When asked by reporters about it this week, Trump replied: ‘I never comment on that. I don’t want to ever put myself in that position.’
Bonnie Glaser, a foreign policy expert at the German Marshall Fund think tank, says Trump’s policy reversal on Russia and Ukraine ‘should not be seen as a precursor for his policy toward Taiwan’.
‘There are important differences. China is not Russia. Taiwan is not Ukraine,’ Glaser told DailyMail.com, adding that only the owner of a ‘crystal ball’ could predict Trump’s coming diplomatic moves.
Polling from the Chicago Council on Global Affairs shows that US voters would support sending arms to Taiwan in the event of a Chinese invasion, but oppose deploying US forces and risking a war with China.

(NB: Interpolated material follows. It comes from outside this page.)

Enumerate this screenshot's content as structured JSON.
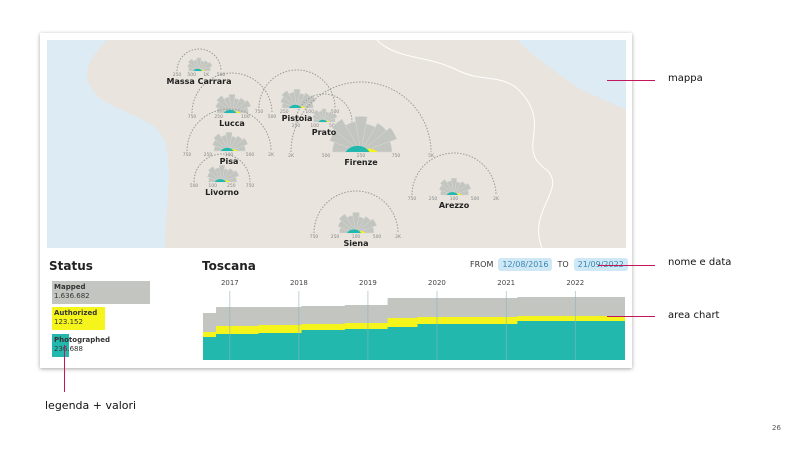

War games exercises run by the Center for Strategic and International Studies (CSIS) showed that the US and its allies could derail an amphibious Chinese assault on Taiwan – but not without taking heavy losses themselves.
Fighting would claim some 10,000 casualties on all sides, CSIS projected. The US would lose 10-20 warships, two aircraft carriers, 200-400 warplanes and some 3,000 troops in just the first three weeks of fighting.
It remains unclear how such a battle would play out, but analysts fear it could lead to implicit or explicit Chinese nuclear threats, bringing the world closer to the terrifying use of doomsday weapons.
Amitav Acharya, an American University professor and author of The Once and Future World Order, says fears of China’s growing diplomatic clout are overblown, as even Beijing’s new backers are taking a wait-and-see approach.
‘If Taiwan declared independence first, it will be subject to Chinese invasion. And many countries may accept it,’ Acharya told DailyMail.com.
‘But if China outright invaded Taiwan before it declared independence, most countries will not support China.’